The basic premise of a historian looking back to see what happened is valid, but the authors don't go nearly
far enough. The rank stupidity shown by the politicians of the 20th century is no different from the rank
stupidity of the church in the thousand years before, when it burned scientists at the stake for uttering
facts it did not want to hear, regardless of provability. Basically, it was always this way. There have
always been entrenched interests to defend, empires to defend, wealth to defend, and of course power to
expand. Our author from the future missed that.
It is instructive to see how a future Chinese academic might view the economic history of the west, citing
capitalism vs communism and neoliberalism and market fundamentalism (in the religious fervor sense). But
that academic would surely have also discovered and reported the simple truism that separates all of it for
the purposes of his report: Communism failed because it did not tell the economic truth about prices.

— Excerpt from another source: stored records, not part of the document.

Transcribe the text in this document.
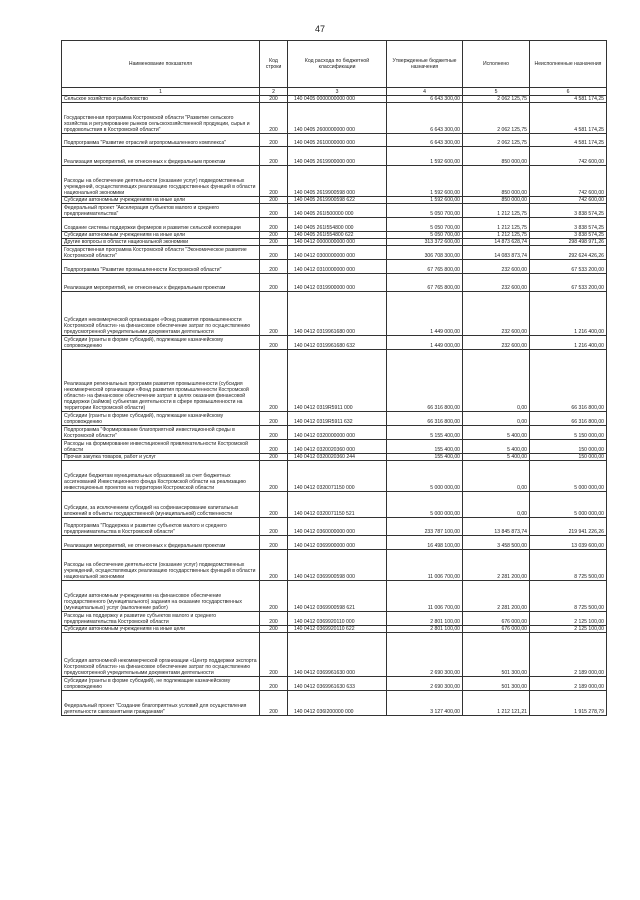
47
Наименование показателя	Код строки	Код расхода по бюджетной классификации	Утвержденные бюджетные назначения	Исполнено	Неисполненные назначения
1	2	3	4	5	6
Сельское хозяйство и рыболовство	200	140 0405 0000000000 000	6 643 300,00	2 062 125,75	4 581 174,25
Государственная программа Костромской области "Развитие сельского хозяйства и регулирование рынков сельскохозяйственной продукции, сырья и продовольствия в Костромской области"	200	140 0405 2600000000 000	6 643 300,00	2 062 125,75	4 581 174,25
Подпрограмма "Развитие отраслей агропромышленного комплекса"	200	140 0405 2610000000 000	6 643 300,00	2 062 125,75	4 581 174,25
Реализация мероприятий, не отнесенных к федеральным проектам	200	140 0405 2619900000 000	1 592 600,00	850 000,00	742 600,00
Расходы на обеспечение деятельности (оказание услуг) подведомственных учреждений, осуществляющих реализацию государственных функций в области национальной экономики	200	140 0405 2619900598 000	1 592 600,00	850 000,00	742 600,00
Субсидии автономным учреждениям на иные цели	200	140 0405 2619900598 622	1 592 600,00	850 000,00	742 600,00
Федеральный проект "Акселерация субъектов малого и среднего предпринимательства"	200	140 0405 261I500000 000	5 050 700,00	1 212 125,75	3 838 574,25
Создание системы поддержки фермеров и развитие сельской кооперации	200	140 0405 261I554800 000	5 050 700,00	1 212 125,75	3 838 574,25
Субсидии автономным учреждениям на иные цели	200	140 0405 261I554800 622	5 050 700,00	1 212 125,75	3 838 574,25
Другие вопросы в области национальной экономики	200	140 0412 0000000000 000	313 372 600,00	14 873 628,74	298 498 971,26
Государственная программа Костромской области "Экономическое развитие Костромской области"	200	140 0412 0300000000 000	306 708 300,00	14 083 873,74	292 624 426,26
Подпрограмма "Развитие промышленности Костромской области"	200	140 0412 0310000000 000	67 765 800,00	232 600,00	67 533 200,00
Реализация мероприятий, не отнесенных к федеральным проектам	200	140 0412 0319900000 000	67 765 800,00	232 600,00	67 533 200,00
Субсидия некоммерческой организации «Фонд развития промышленности Костромской области» на финансовое обеспечение затрат по осуществлению предусмотренной учредительными документами деятельности	200	140 0412 0319961680 000	1 449 000,00	232 600,00	1 216 400,00
Субсидии (гранты в форме субсидий), подлежащие казначейскому сопровождению	200	140 0412 0319961680 632	1 449 000,00	232 600,00	1 216 400,00
Реализация региональных программ развития промышленности (субсидия некоммерческой организации «Фонд развития промышленности Костромской области» на финансовое обеспечение затрат в целях оказания финансовой поддержки (займов) субъектам деятельности в сфере промышленности на территории Костромской области)	200	140 0412 0319R5911 000	66 316 800,00	0,00	66 316 800,00
Субсидии (гранты в форме субсидий), подлежащие казначейскому сопровождению	200	140 0412 0319R5911 632	66 316 800,00	0,00	66 316 800,00
Подпрограмма "Формирование благоприятной инвестиционной среды в Костромской области"	200	140 0412 0320000000 000	5 155 400,00	5 400,00	5 150 000,00
Расходы на формирование инвестиционной привлекательности Костромской области	200	140 0412 0320020360 000	155 400,00	5 400,00	150 000,00
Прочая закупка товаров, работ и услуг	200	140 0412 0320020360 244	155 400,00	5 400,00	150 000,00
Субсидии бюджетам муниципальных образований за счет бюджетных ассигнований Инвестиционного фонда Костромской области на реализацию инвестиционных проектов на территории Костромской области	200	140 0412 0320071150 000	5 000 000,00	0,00	5 000 000,00
Субсидии, за исключением субсидий на софинансирование капитальных вложений в объекты государственной (муниципальной) собственности	200	140 0412 0320071150 521	5 000 000,00	0,00	5 000 000,00
Подпрограмма "Поддержка и развитие субъектов малого и среднего предпринимательства в Костромской области"	200	140 0412 0360000000 000	233 787 100,00	13 845 873,74	219 941 226,26
Реализация мероприятий, не отнесенных к федеральным проектам	200	140 0412 0369900000 000	16 498 100,00	3 458 500,00	13 039 600,00
Расходы на обеспечение деятельности (оказание услуг) подведомственных учреждений, осуществляющих реализацию государственных функций в области национальной экономики	200	140 0412 0369900598 000	11 006 700,00	2 281 200,00	8 725 500,00
Субсидии автономным учреждениям на финансовое обеспечение государственного (муниципального) задания на оказание государственных (муниципальных) услуг (выполнение работ)	200	140 0412 0369900598 621	11 006 700,00	2 281 200,00	8 725 500,00
Расходы на поддержку и развитие субъектов малого и среднего предпринимательства Костромской области	200	140 0412 0369920110 000	2 801 100,00	676 000,00	2 125 100,00
Субсидии автономным учреждениям на иные цели	200	140 0412 0369920110 622	2 801 100,00	676 000,00	2 125 100,00
Субсидия автономной некоммерческой организации «Центр поддержки экспорта Костромской области» на финансовое обеспечение затрат по осуществлению предусмотренной учредительными документами деятельности	200	140 0412 0369961630 000	2 690 300,00	501 300,00	2 189 000,00
Субсидии (гранты в форме субсидий), не подлежащие казначейскому сопровождению	200	140 0412 0369961630 633	2 690 300,00	501 300,00	2 189 000,00
Федеральный проект "Создание благоприятных условий для осуществления деятельности самозанятыми гражданами"	200	140 0412 036I200000 000	3 127 400,00	1 212 121,21	1 915 278,79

Capitalism failed because it did not tell the ecological truth about prices. That in a nutshell has driven
the greed machine to the heights we see today. (It is touched on in the glossary.) The greater good is a
concept discredited in the USA, and the result is a planet swamped for example, in 88,000 new chemical
compounds since WWII, only three of which have been tested. (This is touched on in the Q&A, where they
compare the lack of chemical testing to exhaustive testing in pharmaceuticals.) Government went from being
the solution in the trustbuster age, to the problem in the Reagan era. The results were predictable and were
predicted. The market fundamentalists just told everyone where they could go. And we are. Faster than we
thought.
The "report" is only about 60 pages. More of a pamphlet than a book. There follows a lexicon of terms we in
the present currently use and abuse. This also helps give perspective, as does the Q&A with the authors that
follows. The combination of those three nonstandard components makes this an unusual book that would be
refreshing if it weren't so hurtful.